Kunstausstellung

Juxtapositionen


Mit Juxtapositionen suchen fünfzehn Publikationen die Nachbarschaft zu ihresgleichen im Salon für Kunstbuch im 21er Haus. Die Idee zur Ausstellung greift auf ein linguistisches Modell zurück, das die Konstruktion von Wörtern in Form von Aneinanderreihungen sprachlicher Versatzstücke beschreibt.

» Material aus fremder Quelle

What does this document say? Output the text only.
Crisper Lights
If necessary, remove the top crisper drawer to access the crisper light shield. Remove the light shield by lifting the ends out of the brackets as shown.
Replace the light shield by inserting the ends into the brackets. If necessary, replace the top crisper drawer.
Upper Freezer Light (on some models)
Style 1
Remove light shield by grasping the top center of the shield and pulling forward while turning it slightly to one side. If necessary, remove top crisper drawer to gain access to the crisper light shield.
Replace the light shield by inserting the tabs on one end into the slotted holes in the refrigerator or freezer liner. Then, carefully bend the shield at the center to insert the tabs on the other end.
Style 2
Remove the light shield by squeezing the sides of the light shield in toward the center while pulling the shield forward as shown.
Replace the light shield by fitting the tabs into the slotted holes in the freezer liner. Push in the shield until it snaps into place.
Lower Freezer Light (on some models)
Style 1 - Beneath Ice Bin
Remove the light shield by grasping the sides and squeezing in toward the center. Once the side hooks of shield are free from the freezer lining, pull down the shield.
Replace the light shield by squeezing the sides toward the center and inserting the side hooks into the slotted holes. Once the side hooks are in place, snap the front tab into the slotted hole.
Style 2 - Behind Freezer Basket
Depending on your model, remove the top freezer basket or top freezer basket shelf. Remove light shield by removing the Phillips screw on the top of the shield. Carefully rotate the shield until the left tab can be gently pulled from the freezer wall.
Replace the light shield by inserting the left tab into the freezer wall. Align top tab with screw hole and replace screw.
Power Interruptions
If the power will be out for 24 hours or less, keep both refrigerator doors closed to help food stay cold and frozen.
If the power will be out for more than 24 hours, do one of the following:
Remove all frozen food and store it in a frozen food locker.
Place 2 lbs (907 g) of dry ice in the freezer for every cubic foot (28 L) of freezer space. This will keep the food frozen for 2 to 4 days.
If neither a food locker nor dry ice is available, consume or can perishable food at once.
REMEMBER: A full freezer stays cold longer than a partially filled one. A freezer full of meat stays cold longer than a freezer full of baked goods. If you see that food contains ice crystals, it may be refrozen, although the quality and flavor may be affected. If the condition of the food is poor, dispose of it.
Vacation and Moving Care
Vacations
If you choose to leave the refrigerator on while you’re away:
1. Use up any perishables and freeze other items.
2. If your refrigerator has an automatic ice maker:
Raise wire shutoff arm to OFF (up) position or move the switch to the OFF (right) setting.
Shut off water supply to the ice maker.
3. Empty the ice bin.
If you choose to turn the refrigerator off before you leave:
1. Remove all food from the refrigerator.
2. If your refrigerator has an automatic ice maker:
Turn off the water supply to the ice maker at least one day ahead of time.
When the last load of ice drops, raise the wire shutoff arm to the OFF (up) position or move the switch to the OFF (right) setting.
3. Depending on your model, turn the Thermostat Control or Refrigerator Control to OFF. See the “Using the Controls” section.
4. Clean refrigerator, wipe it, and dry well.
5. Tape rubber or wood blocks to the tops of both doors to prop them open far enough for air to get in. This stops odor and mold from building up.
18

Eröffnung: 25. Mai 2016, 18.30 Uhr – Mit einer Performance von Jen Noh

Ausstellungsdauer: 26.–29. Mai 2016, 11–18 Uhr

KünstlerInnen: Nicoleta Auersperg | Margit Busch | Stefan-Manuel Eggenweber | Sebastian Gärtner | Maria Grün | Luzie Kork | Nika Kupyrova | Marlene Lahmer | Mara Novak | Jen Noh | Aline Sofie Rainer | Poppi Stefanska | Stephanie Rizaj | Jakob Zacharias Steiner | Hui Ye

Mit Juxtapositionen suchen fünfzehn Publikationen die Nachbarschaft zu ihresgleichen im Salon für Kunstbuch im 21er Haus. Die Idee zur Ausstellung greift auf ein linguistisches Modell zurück, das die Konstruktion von Wörtern in Form von Aneinanderreihungen sprachlicher Versatzstücke beschreibt.
Ähnlich wie bestimmte Begriffe erst durch das Nebeneinanderstellen [lat. iuxta ›dicht daneben‹, ponere ›setzen‹] von Wörtern oder einzelner Wortelemente entstehen, sind die ausgestellten KünstlerInnenbücher nicht nur als singuläre Erscheinungsformen zu begreifen. Vielmehr wird der Blick zusätzlich auf den spezifischen Kontext gelenkt, in dem sie sich befinden. Die inhaltlichen, formalen und materiellen Voraussetzungen jener Druckwerke, die die Ausstellungsstücke im Salon für Kunstbuch – das „Modell einer Buchhandlung im Maßstab 1:1“ – umgeben, tragen schließlich ebenso zur Bedeutung der Publikationen bei wie diese wiederum als eigenständige künstlerische Ausdrucksformen funktionieren.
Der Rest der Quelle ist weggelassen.